Card. Bo: Per il Myanmar questo è il tempo del cambiamento

Parla l’arcivescovo di Yangon: “La vittoria dei democratici di Aung San Suu Kyi apre nuove prospettive, ma non sappiamo ancora che direzione vorranno prendere”. Rapporti col Vaticano, educazione e minoranze i temi urgenti. Le prossime mosse della giunta militare “sono imprevedibili. La Chiesa è pronta a rivendicare le scuole nazionalizzate dal regime”.  


Naypyidaw (AsiaNews) – “La nazione ha fame di cambiamento politico, educativo e sociale. Questo è il tempo del cambiamento, altrimenti non accadrà più. Siamo stanchi del regime militare”. Il card. Charles Maung Bo, arcivescovo di Yangon, spiega ad AsiaNews che il Myanmar ha tra le mani un’occasione storica. La larga vittoria ottenuta alle urne lo scorso novembre dalla Lega per la democrazia di Aung San Suu Kyi, sembra infatti aprire nuove prospettive di democrazia e di libertà religiosa. Tanti le questioni urgenti che si presentano al nuovo governo: la riapertura dei rapporti con la Santa Sede, la riforma del sistema educativo, i rapporti con le minoranze. Su tutte rimane l’incognita delle prossime mosse della giunta militare, uscita sconfitta dalle elezioni ma ancora potente.

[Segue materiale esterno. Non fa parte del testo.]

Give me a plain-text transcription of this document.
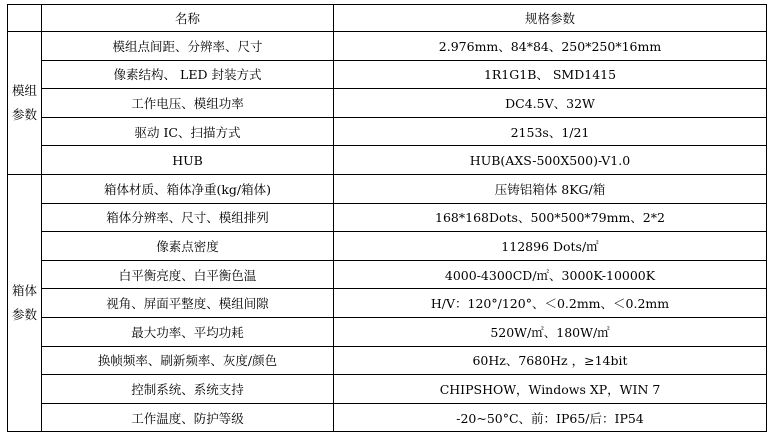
	名称	规格参数
模组参数	模组点间距、分辨率、尺寸	2.976mm、84*84、250*250*16mm
	像素结构、 LED 封装方式	1R1G1B、 SMD1415
	工作电压、模组功率	DC4.5V、32W
	驱动 IC、扫描方式	2153s、1/21
	HUB	HUB(AXS-500X500)-V1.0
箱体参数	箱体材质、箱体净重(kg/箱体)	压铸铝箱体 8KG/箱
	箱体分辨率、尺寸、模组排列	168*168Dots、500*500*79mm、2*2
	像素点密度	112896 Dots/㎡
	白平衡亮度、白平衡色温	4000-4300CD/㎡、3000K-10000K
	视角、屏面平整度、模组间隙	H/V：120°/120°、＜0.2mm、＜0.2mm
	最大功率、平均功耗	520W/㎡、180W/㎡
	换帧频率、刷新频率、灰度/颜色	60Hz、7680Hz ，≥14bit
	控制系统、系统支持	CHIPSHOW，Windows XP，WIN 7
	工作温度、防护等级	-20~50°C、前：IP65/后：IP54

Il nuovo parlamento inizierà i lavori il primo aprile e potrebbe decidere di riprendere i contatti diplomatici con il Vaticano, dopo decenni di silenzio imposto dal regime militare. “I rapporti fra la Santa Sede e il Myanmar – spiega il card. Bo – possono essere riallacciati presto, e stiamo aspettando che questa novità avvenga, anche se non sappiamo che direzione prenderà il nuovo governo. La volontà c’è da parte della Santa Sede”.

La Santa Sede non ha mai avuto rapporti diplomatici con Myanmar né un nunzio apostolico nel Paese, ma solo un delegato apostolico. Al momento il rappresentante del Vaticano che cura i rapporti con la Chiesa dell'ex Brimania è l’arcivescovo Paul Tschang In-Nam, nunzio apostolico in Thailandia.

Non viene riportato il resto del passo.